Fin 2009, les documents américains montrent que l’Algérie avait « pris l’initiative » en persuadant ses voisins mauritanien, nigérien et malien de mettre en place un commandement régional pour des opérations conjointes de lutte contre le terrorisme à Tamanrasset, dans le sud de l’Algérie.

“AQMI”, a déclaré un haut responsable algérien aux responsables américains, “veut s’implanter dans la région et, par conséquent, l’Algérie entendait mener le combat au-delà des frontières de l’Algérie. Comme un boxeur qualifié… la clé est de maintenir la pression sur votre adversaire et augmentez votre marge de manœuvre.”
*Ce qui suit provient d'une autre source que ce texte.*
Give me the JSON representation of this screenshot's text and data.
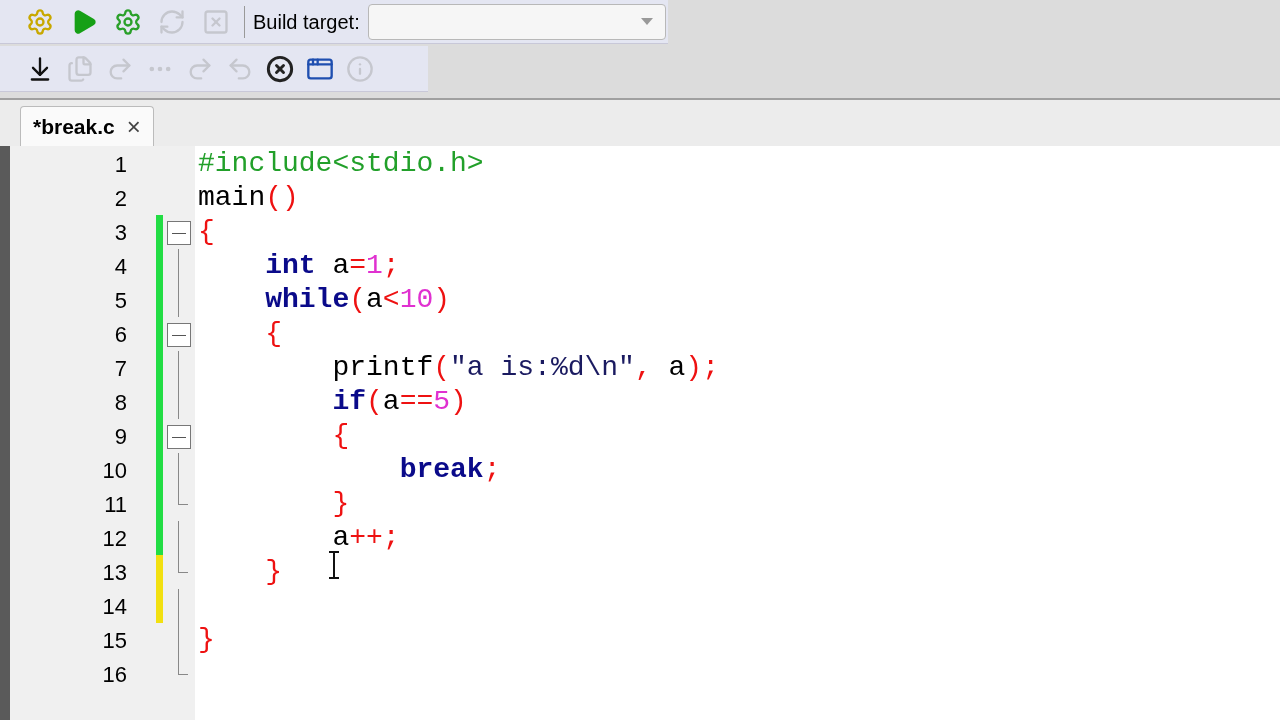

Lorsque les Algériens ont insisté pour plus de partage de renseignements, un responsable américain de la défense a rétorqué que les survols de surveillance devraient être liés à une action directe sur le terrain puisque le coût d’une mission était d’environ 50 000 $, « nous devions donc être sûrs du résultat ». L’Algérie avait également besoin de brouilleurs d’engins explosifs improvisés sophistiqués, car les insurgés utilisaient des téléphones portables pour faire exploser ces bombes à distance.

Les câbles montrent que les Algériens étaient cinglants à l’égard du Mali, se plaignant que les responsables de la capitale, Bamako, “ont alerté les insurgés que leurs appels sur leurs téléphones portables étaient surveillés et la fuite de renseignements sensibles”. L’Algérie a également accusé le Mali de faciliter le paiement des rançons pour les otages et a qualifié le pays de “environnement commercial favorable pour les terroristes”.

Fin 2009, l’Algérie a tardé à répondre à une demande américaine d’autoriser des vols de surveillance par des avions EP-3 “pour surveiller l’environnement sigint (signal intelligence) dans les zones de Mauritanie et du Mali où AQMI opère”. Cela faisait suite à une visite du chef du commandement américain pour l’Afrique, le général William Ward, et était “une démonstration de la coopération renforcée en matière de sécurité que nous voulons soutenir face à la menace AQMI dans la région transsaharienne”.

Les vols ont ensuite été approuvés, mais un nouveau problème est apparu en janvier lorsque le ministre algérien des Affaires étrangères a convoqué l’ambassadeur des États-Unis, David Pearce, pour protester contre l’inscription du pays sur une liste de « contrôle renforcé » par l’Administration américaine de la sécurité des transports. Cela faisait suite à la tentative du jour de Noël dernier du “Lamikaze” envoyé par al-Qaida au Yémen pour abattre un avion de ligne au-dessus du Détroit.

“L’inscription de l’Algérie sur une liste qui inclut les Etats sponsors du terrorisme et les pays d’intérêt crée l’impression que l’Algérie fait partie du problème et n’est pas un partenaire à part entière dans la lutte contre le terrorisme”, a déclaré l’envoyé.

“Au cours de l’année écoulée, nous avons eu le feu vert pour développer de nouveaux liens à tous les niveaux, des militaires aux forces de l’ordre”, a-t-il déclaré à Washington. “Cette lumière est maintenant devenue jaune”. Pearce a ajouté : « Il convient de rappeler qu’aucun pays n’est plus important que l’Algérie dans la lutte contre al-Qaida au Sahel et au Maghreb.